GPU einsum operations return immediately. The result tensor carries a CompletionEvent that tracks the pending accelerator work. Passing this tensor to another einsum chains via GPU stream dependencies — no CPU synchronization until data is accessed from the host.
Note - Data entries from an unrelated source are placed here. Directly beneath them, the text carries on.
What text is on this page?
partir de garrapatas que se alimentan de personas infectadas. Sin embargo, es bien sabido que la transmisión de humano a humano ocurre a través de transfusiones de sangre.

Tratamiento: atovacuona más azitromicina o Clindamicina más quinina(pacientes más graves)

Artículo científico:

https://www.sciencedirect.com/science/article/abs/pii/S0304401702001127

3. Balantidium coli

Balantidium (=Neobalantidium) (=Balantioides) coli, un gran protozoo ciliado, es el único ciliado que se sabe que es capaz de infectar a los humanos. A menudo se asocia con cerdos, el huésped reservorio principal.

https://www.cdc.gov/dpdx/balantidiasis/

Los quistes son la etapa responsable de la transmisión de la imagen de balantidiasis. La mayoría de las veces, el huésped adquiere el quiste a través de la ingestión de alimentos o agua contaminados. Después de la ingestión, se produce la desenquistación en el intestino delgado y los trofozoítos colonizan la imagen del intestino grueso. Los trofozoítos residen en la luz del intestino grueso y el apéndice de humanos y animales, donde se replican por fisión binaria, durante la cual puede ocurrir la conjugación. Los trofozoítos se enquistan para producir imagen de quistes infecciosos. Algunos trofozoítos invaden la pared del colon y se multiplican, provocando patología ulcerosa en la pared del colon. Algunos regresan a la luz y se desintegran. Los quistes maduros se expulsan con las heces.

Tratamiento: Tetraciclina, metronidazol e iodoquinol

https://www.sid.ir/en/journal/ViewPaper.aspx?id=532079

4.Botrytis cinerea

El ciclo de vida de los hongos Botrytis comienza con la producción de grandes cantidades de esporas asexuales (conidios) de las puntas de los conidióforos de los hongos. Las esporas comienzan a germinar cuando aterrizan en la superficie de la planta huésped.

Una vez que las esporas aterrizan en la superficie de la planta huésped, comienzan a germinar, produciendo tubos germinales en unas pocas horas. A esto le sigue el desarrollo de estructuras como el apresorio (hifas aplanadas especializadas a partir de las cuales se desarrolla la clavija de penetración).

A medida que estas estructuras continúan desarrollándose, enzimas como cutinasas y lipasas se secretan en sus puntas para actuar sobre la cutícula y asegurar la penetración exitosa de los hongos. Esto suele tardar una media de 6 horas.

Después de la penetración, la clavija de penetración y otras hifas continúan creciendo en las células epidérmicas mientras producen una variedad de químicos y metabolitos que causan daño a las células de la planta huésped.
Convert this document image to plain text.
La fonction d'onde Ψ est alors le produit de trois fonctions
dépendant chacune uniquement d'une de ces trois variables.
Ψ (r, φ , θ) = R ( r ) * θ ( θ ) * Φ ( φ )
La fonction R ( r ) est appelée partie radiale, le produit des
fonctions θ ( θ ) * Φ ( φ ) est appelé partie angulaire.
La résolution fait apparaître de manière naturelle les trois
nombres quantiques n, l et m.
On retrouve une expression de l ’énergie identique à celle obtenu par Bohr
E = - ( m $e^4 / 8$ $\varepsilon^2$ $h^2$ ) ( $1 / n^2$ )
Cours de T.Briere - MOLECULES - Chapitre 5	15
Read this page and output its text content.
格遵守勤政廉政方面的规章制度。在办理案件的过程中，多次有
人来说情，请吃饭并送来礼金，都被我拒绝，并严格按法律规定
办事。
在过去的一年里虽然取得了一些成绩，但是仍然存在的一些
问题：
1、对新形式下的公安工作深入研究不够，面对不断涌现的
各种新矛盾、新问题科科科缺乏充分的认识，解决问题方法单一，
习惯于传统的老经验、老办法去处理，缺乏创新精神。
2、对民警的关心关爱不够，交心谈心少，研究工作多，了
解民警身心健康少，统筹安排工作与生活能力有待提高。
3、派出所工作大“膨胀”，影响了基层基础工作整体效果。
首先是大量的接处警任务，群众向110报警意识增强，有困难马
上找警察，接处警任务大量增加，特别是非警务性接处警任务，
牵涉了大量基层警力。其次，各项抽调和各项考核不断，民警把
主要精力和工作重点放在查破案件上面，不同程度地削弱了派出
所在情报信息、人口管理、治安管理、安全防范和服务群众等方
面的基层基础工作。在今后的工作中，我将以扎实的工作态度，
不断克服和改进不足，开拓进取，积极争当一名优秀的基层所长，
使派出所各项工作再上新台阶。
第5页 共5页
  • wait() — explicitly blocks until computation completes
  • view(), dims(), strides() — implicitly call wait()
  • For CPU tensors, event is always None (zero overhead)
use tenferro_einsum::einsum;
use tenferro_tensor::{Tensor, MemoryOrder};
use tenferro_device::LogicalMemorySpace;

// In production, obtain memory spaces via BackendRegistry (future API).
let gpu_mem = LogicalMemorySpace::GpuMemory { device_id: 0 };
let col = MemoryOrder::ColumnMajor;

let a = Tensor::<f64>::zeros(&[3, 4], gpu_mem, col);
let b = Tensor::<f64>::zeros(&[4, 5], gpu_mem, col);

// Both einsum calls submit work to the GPU and return immediately.
// The second call detects c's pending event and chains on the stream.
let c = einsum("ij,jk->ik", &[&a, &b]).unwrap();
let d = einsum("ij,jk->ik", &[&c, &b]).unwrap();

// wait() blocks until GPU computation completes
d.wait();

§Specifying a compute device

use tenferro_einsum::einsum;
use tenferro_tensor::{Tensor, MemoryOrder};
use tenferro_device::{LogicalMemorySpace, ComputeDevice};

let col = MemoryOrder::ColumnMajor;
// In production, obtain memory spaces via BackendRegistry (future API).
let gpu_mem = LogicalMemorySpace::GpuMemory { device_id: 0 };

let mut a = Tensor::<f64>::zeros(&[3, 4], gpu_mem, col);
let mut b = Tensor::<f64>::zeros(&[4, 5], gpu_mem, col);

// Pin tensors to CUDA device 1 (overrides automatic device selection).
// This works when CUDA device 1 can access GpuMemory { device_id: 0 }
// (e.g., same physical GPU or NVLink-connected peer).
// If the device cannot access the memory space, einsum returns
// Err(NoCompatibleComputeDevice). In that case, transfer explicitly:
//   let a = a.to_memory_space_async(GpuMemory { device_id: 1 }).unwrap();
a.set_preferred_compute_device(Some(ComputeDevice::Cuda { device_id: 1 }));
b.set_preferred_compute_device(Some(ComputeDevice::Cuda { device_id: 1 }));

// einsum dispatches to the specified CUDA device
let c = einsum("ij,jk->ik", &[&a, &b]).unwrap();

// Clear override — revert to automatic selection
// a.set_preferred_compute_device(None);

Structs§

ContractionTree
Contraction tree determining pairwise contraction order for N-ary einsum.
Subscripts
Einsum subscripts using integer labels (omeinsum-rs compatible).

Functions§

dual_einsum
Dual einsum (forward-mode JVP propagation).
einsum
Execute einsum using string notation.
einsum_frule
Forward-mode rule (frule) for einsum without building a global tape.
einsum_hvp
Local HVP rule for einsum without building a global tape.
einsum_into
Execute einsum using string notation, accumulating into an existing output.
einsum_owned
Execute einsum using string notation, consuming the input tensors.
einsum_rrule
Reverse-mode rule (rrule) for einsum without building a global tape.
einsum_with_plan
Execute einsum with a pre-optimized ContractionTree.
einsum_with_plan_into
Execute einsum with a pre-optimized ContractionTree, accumulating into an existing output.
einsum_with_plan_owned
Execute einsum with a pre-optimized ContractionTree, consuming the input tensors.
einsum_with_subscripts
Execute einsum with pre-built Subscripts.
einsum_with_subscripts_into
Execute einsum with pre-built Subscripts, accumulating into an existing output.
einsum_with_subscripts_owned
Execute einsum with pre-built Subscripts, consuming the input tensors.
tracked_einsum
Tracked einsum (reverse-mode AD).